Those are the risks. But the rewards are greater. A well thought-out, whole-heartedly supported Labour plan to devolve income tax, welfare and oil revenue collection would be a game-changer in the independence debate. Not just because it would offer specific post-No commitments, but because it would show Alex Salmond has no monopoly on managing risk. Flair, confidence, bold solutions – these aren’t words generally associated with Scottish Labour these days. And yet they must be if the party stands a chance of challenging the SNP for power – in an independent or devolved Scotland.
So why not grasp the thistle, just for once? For better or worse, most Scots want a different society to that created by successive UK governments. The only question in many minds is whether that different society can be built within the UK. If Scottish Labour acted boldly now, the party might get ahead of near-inevitable change and (for once) own it.
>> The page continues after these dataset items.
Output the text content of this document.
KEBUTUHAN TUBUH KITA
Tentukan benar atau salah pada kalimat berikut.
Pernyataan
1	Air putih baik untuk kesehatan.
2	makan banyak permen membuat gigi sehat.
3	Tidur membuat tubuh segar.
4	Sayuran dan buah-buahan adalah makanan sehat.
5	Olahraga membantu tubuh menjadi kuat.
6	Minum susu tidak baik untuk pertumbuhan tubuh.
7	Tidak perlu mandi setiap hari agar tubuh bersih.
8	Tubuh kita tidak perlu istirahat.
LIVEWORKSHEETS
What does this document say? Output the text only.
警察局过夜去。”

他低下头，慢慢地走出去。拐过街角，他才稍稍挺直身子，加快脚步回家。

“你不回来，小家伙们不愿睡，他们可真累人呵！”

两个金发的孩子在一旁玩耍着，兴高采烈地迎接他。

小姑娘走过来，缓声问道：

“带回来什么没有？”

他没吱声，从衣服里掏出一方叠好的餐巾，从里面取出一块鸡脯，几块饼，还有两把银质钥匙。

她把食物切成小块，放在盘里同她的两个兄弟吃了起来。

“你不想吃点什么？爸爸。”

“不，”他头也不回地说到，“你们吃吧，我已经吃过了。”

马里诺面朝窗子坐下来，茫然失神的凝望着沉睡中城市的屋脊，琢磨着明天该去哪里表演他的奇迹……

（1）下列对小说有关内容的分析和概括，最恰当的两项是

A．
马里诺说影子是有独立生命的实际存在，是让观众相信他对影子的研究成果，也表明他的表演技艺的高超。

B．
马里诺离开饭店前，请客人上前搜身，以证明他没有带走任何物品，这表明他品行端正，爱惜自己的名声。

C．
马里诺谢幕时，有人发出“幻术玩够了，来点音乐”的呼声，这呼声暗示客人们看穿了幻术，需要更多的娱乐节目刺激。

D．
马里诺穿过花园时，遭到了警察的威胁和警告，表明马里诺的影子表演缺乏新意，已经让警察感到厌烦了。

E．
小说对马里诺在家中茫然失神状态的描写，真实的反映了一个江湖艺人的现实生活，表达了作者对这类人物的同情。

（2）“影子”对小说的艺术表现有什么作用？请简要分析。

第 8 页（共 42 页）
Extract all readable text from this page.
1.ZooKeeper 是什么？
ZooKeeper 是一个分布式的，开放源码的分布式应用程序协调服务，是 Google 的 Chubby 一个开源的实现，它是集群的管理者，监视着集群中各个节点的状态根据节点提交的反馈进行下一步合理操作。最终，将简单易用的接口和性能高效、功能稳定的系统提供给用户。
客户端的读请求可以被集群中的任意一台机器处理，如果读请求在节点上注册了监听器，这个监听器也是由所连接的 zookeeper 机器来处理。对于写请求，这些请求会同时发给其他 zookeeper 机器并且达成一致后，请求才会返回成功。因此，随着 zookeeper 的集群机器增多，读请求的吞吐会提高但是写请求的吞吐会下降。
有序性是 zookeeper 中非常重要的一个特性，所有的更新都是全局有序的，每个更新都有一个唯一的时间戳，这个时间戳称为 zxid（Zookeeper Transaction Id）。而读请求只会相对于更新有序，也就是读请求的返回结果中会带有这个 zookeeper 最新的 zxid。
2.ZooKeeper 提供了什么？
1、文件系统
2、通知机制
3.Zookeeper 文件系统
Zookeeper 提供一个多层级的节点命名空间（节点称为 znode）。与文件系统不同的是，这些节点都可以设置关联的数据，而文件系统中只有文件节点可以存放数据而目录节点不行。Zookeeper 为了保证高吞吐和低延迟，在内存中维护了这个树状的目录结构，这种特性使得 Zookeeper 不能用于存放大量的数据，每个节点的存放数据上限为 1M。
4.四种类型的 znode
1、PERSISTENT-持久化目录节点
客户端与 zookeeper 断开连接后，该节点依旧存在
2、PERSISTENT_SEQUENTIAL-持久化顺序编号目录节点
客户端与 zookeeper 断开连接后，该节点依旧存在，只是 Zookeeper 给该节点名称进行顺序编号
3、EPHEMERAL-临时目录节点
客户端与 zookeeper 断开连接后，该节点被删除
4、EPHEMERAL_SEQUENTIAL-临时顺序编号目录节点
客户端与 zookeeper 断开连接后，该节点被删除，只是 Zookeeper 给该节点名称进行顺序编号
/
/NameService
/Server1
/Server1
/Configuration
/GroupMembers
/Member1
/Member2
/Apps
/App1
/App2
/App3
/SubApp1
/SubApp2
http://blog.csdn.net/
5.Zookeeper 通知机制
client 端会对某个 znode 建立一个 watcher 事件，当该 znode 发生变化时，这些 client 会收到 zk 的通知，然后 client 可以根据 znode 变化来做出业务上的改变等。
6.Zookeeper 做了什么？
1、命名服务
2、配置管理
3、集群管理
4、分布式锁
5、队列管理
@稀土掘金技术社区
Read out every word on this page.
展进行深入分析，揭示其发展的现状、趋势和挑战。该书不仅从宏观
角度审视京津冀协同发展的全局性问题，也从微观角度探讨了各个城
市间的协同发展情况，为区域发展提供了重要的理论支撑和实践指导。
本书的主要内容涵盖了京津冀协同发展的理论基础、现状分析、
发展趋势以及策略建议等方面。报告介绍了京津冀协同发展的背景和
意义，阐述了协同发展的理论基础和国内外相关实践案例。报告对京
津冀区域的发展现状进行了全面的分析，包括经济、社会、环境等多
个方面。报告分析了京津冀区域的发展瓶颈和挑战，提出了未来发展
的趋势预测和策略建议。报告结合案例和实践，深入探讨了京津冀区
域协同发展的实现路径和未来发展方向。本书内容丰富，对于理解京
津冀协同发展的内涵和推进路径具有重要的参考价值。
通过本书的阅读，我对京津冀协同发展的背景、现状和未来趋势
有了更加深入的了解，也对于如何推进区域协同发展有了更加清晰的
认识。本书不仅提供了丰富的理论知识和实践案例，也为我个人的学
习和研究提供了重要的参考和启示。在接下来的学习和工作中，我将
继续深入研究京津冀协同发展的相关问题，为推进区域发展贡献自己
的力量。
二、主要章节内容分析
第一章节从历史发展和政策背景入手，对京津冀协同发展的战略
Otherwise, this could be the nail in the coffin for Scottish Labour – already membership-lite, demoralised and rudderless. Of course, Scots may simply not believe that Labour at UK level will actually deliver. They may also doubt that Labour can beat the Conservatives at the polls in 2015.
But be in no doubt: a failure to deliver an effective devo deal will signal Labour’s lack of muscular intent towards Scottish Home Rule. And such a betrayal will not be missed by Scottish voters.
Ironically, it will also harm the prospects of Labour MPs. If Labour don’t embrace taxation powers for Scotland, voters may desert the party at the Westminster election and increase the likelihood of another Conservative-led government. Such a result might just be the tin-lid for currently undecided voters in September’s referendum.
So should income tax be devolved? A brave woman might say: bring it on.